Perhaps the best compliment I can give Where The Crawdads Sing, which is a mere 18 months old, is that I just finished it and I do not want to start anything new yet. I need time to process it. Or to get over it. I’m not sure. The whole experience of reading it has me turned around and emotionally flummoxed. In the best way possible.
In fact, there is a 100-page stretch near the end where my heart was beating against my rib cage like an innocent prisoner to a wall, begging to escape. I am positive all my vitals signs read like a huge sports fan watching the end of a back-and-forth playoff game.
Different From Page 1
But let’s go back to the beginning. The premise of the story is quite unique. You’ll hear comparisons to To Kill A Mockingbird, and more distantly to books like The Help. And those are fair. But the setting and set-up of the main character, Kya, are not like anything I’ve ever read. The similarities will be obvious upon reading it and the only one I’ll mention, as not to spoil any of the plot, is that I appreciate deeply the author (Delia Owens) writing out the dialogue phonetically to reflect how people talked. Which reminded me of Aibileen’s sections in The Help. Especially Jumpin’, who likely will vault up your list of favorite fictional characters. This way of writing is endearing and floods my heart with joy.
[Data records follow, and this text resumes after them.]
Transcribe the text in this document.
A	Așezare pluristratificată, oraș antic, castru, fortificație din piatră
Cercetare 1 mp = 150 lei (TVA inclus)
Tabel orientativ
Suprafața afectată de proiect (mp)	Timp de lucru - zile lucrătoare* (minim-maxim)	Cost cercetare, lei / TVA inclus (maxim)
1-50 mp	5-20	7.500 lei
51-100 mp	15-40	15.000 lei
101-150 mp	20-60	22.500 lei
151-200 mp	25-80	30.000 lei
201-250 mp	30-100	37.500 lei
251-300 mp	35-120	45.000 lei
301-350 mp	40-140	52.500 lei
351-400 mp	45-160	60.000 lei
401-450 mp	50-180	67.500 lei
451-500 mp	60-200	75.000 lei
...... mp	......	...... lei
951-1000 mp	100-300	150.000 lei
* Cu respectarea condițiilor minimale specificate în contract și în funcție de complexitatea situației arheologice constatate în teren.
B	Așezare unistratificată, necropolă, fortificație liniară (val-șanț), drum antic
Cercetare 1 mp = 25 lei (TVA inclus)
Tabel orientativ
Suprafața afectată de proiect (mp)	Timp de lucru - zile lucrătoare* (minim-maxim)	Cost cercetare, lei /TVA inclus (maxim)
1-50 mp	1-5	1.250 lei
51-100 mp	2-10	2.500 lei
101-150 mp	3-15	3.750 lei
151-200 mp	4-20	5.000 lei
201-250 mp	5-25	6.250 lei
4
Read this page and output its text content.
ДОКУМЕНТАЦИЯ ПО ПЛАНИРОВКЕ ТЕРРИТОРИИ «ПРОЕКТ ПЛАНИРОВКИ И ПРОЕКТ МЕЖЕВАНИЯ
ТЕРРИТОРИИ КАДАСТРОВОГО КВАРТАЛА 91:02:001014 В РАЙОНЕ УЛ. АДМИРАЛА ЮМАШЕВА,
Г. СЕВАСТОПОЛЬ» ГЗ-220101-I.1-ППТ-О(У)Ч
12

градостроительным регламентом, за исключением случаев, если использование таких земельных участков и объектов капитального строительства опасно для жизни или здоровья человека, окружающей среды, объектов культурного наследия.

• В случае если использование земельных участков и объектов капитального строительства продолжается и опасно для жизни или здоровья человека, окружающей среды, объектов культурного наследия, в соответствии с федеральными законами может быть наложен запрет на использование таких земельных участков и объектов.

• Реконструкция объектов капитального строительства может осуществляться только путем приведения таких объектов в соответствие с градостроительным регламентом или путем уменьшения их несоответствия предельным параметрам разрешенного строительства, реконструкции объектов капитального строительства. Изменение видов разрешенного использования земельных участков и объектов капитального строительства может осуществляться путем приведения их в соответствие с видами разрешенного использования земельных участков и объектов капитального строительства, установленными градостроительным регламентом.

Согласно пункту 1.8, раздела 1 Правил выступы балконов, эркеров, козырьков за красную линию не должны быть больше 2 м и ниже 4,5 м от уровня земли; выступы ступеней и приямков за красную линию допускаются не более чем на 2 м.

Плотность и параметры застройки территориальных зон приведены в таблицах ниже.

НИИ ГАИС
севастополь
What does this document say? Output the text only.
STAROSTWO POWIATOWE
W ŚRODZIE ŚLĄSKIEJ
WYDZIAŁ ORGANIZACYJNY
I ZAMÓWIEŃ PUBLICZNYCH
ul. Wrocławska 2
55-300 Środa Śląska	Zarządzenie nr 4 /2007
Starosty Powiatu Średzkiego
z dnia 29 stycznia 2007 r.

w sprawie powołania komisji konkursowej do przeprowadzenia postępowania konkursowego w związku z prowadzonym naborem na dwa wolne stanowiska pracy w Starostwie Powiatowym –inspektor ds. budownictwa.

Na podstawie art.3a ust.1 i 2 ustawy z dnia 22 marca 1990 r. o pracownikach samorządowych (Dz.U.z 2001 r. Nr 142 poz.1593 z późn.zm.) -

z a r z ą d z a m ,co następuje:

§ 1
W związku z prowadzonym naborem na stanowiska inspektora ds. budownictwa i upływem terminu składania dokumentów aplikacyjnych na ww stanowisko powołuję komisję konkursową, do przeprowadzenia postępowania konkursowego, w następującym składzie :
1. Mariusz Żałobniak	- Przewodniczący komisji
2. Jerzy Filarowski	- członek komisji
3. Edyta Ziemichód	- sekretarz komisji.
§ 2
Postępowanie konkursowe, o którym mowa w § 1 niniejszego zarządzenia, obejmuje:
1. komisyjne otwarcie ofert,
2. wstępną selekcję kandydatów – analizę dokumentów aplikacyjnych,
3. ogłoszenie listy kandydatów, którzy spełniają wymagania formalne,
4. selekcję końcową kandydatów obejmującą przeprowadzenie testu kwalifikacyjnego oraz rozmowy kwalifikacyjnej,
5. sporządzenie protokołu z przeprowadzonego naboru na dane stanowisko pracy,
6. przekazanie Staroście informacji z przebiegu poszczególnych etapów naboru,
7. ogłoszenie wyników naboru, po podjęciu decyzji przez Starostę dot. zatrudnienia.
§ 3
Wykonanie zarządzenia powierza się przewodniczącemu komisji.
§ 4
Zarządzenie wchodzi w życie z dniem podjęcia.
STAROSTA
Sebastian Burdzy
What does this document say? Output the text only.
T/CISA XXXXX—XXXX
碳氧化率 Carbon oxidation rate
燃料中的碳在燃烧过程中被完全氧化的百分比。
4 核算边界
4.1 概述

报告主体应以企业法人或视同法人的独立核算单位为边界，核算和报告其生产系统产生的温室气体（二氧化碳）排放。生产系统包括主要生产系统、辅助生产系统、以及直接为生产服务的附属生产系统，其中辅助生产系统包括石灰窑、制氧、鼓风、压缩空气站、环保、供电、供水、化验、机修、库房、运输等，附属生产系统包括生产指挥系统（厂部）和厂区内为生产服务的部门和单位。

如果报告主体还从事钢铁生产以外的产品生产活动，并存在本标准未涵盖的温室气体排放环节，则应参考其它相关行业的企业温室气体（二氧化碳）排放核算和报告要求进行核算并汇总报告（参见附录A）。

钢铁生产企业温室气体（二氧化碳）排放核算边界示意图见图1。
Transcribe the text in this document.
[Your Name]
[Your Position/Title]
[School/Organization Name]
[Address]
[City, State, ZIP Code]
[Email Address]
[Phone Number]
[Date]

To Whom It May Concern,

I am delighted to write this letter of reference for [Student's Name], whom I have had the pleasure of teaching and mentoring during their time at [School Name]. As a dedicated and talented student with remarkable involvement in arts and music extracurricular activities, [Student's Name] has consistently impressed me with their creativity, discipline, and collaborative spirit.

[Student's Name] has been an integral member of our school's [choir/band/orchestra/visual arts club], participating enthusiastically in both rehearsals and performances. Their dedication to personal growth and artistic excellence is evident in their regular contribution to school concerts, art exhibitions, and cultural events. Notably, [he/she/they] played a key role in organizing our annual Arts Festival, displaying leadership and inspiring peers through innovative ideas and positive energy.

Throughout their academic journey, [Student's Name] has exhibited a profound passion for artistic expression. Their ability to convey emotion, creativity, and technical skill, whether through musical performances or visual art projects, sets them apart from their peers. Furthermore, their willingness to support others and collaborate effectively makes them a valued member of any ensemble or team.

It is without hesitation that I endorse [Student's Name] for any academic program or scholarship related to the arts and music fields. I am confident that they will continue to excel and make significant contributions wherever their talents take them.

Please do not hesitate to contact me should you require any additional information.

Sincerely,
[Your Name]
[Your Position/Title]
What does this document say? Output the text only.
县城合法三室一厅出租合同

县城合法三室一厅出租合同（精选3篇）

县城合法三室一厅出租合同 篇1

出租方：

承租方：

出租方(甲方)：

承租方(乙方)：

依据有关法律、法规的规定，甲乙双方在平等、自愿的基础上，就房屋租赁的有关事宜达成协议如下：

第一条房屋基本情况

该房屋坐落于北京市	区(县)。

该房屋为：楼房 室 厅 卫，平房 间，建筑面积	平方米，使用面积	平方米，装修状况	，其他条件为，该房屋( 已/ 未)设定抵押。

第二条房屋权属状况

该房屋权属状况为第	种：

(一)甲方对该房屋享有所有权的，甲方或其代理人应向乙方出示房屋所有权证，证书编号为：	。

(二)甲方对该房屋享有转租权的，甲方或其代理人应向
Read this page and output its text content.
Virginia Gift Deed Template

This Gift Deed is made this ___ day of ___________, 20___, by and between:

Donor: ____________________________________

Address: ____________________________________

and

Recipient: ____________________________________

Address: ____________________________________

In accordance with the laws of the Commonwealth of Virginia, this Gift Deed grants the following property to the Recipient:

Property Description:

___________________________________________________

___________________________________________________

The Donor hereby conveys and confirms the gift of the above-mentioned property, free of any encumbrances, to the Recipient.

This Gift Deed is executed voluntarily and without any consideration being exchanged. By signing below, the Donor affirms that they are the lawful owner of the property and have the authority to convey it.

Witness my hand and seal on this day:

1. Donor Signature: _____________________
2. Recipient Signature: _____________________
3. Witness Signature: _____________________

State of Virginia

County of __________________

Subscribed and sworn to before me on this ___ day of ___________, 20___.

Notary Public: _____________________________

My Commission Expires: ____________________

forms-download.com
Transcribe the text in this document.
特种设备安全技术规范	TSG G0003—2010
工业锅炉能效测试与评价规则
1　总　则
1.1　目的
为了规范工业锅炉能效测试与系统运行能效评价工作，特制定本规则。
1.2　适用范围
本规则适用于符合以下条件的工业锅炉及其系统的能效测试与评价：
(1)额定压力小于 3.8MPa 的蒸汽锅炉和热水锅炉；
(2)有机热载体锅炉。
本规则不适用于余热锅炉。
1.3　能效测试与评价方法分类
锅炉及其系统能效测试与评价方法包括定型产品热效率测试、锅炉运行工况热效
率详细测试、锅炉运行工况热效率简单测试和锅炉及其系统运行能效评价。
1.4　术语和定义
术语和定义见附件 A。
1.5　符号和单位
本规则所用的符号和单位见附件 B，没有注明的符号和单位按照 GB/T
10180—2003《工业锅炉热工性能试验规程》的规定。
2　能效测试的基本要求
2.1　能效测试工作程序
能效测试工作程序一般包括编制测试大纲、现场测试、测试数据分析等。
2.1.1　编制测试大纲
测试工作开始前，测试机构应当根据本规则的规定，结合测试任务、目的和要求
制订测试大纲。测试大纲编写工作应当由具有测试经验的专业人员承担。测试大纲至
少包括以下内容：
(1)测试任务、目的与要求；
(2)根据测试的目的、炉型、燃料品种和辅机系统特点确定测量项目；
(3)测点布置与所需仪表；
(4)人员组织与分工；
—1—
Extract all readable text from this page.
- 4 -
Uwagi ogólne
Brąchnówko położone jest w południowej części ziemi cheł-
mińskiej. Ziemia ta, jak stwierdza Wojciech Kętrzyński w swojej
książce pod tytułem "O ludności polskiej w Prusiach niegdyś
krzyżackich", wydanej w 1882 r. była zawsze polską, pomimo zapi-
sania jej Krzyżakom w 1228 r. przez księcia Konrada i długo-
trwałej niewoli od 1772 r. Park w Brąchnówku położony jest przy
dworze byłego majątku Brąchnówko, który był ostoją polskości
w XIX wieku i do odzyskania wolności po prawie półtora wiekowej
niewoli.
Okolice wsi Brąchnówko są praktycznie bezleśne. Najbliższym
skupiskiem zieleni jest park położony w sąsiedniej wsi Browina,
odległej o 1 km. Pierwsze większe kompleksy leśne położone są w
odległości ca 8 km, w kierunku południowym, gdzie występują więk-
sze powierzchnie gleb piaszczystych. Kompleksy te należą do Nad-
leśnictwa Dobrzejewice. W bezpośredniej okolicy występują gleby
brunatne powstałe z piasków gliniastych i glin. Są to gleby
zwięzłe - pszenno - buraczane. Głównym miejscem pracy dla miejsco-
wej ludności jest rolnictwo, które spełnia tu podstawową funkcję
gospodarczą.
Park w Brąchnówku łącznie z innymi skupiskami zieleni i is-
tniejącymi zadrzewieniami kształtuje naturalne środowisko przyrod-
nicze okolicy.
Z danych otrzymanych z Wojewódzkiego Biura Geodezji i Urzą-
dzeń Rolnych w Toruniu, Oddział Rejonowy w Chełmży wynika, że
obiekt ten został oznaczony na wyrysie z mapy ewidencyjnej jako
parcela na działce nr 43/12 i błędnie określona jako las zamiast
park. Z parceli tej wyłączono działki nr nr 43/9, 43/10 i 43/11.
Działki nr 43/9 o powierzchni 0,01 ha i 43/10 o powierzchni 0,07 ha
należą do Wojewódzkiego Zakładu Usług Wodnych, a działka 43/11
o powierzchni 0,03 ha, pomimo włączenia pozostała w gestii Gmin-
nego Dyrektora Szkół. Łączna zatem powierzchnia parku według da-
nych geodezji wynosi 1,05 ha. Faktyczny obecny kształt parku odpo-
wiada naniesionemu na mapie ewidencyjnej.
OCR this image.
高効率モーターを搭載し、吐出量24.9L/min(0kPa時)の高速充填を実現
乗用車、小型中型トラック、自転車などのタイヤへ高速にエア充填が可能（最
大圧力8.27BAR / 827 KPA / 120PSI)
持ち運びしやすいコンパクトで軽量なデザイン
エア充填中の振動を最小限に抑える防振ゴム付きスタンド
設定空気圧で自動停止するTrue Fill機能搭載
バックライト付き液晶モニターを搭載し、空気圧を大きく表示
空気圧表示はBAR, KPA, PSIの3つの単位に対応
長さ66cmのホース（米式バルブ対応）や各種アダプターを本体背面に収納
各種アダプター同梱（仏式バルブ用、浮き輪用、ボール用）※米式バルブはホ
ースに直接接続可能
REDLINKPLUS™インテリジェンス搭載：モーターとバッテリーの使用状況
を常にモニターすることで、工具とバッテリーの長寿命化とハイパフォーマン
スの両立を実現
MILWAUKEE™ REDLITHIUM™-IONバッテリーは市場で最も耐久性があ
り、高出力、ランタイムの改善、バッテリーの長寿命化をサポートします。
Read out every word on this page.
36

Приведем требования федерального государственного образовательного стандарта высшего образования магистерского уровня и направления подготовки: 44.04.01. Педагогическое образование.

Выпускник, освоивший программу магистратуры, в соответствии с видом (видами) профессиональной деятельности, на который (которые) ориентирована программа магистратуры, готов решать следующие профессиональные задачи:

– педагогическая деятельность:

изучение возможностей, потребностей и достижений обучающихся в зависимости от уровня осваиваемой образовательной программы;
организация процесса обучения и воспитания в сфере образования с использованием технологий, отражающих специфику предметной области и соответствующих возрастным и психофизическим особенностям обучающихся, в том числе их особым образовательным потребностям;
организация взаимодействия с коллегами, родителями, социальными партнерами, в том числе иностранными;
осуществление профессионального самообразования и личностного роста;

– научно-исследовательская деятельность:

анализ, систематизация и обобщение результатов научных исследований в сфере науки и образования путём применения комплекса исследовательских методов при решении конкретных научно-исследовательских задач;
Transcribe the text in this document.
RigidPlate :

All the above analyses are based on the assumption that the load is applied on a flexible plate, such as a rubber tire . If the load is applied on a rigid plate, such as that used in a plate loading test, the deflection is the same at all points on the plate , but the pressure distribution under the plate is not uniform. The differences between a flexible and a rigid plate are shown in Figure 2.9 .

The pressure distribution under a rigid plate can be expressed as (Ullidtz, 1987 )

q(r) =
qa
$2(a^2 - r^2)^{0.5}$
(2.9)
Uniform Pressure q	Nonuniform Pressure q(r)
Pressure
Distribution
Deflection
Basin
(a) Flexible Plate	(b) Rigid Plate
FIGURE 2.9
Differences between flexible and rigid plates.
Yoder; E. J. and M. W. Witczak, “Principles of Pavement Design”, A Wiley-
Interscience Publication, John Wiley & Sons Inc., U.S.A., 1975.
Owens’ descriptions of the main environment of the book are both rich in detail and captivating. It reminds me somewhat of how J.K. Rowling describes places like Hogwarts and Diagon Alley, yet the magic here is that Owens isn’t describing fantasy castles or places of wonder and imagination. Her geography of choice is much more real and, at first, seemingly mundane. Yet, that becomes the moral of the book—we tragically misunderstand things, from a distance, that are light years from what they seem. The book teaches this is not only true of people, but of places. The setting is perpendicular from mundane.
Impact Well Off the Page…
Where the Crawdads Sing is the kind of book that you paradoxically want to devour so you can finish it and see how it ends, but also hate finishing because you want it to keep going. Every night I would read this book for about 30-40 minutes before I went to bed. And every day I would anticipate that half hour all day long. I would think of the main characters (of which are surprisingly few), plots and moral dilemmas as I was driving or even when I was supposed to be doing other things with my brain. As such, it was a phenomenal reading experience. One that impacted me well beyond the moments I was reading it.
I give it my most emphatic endorsement.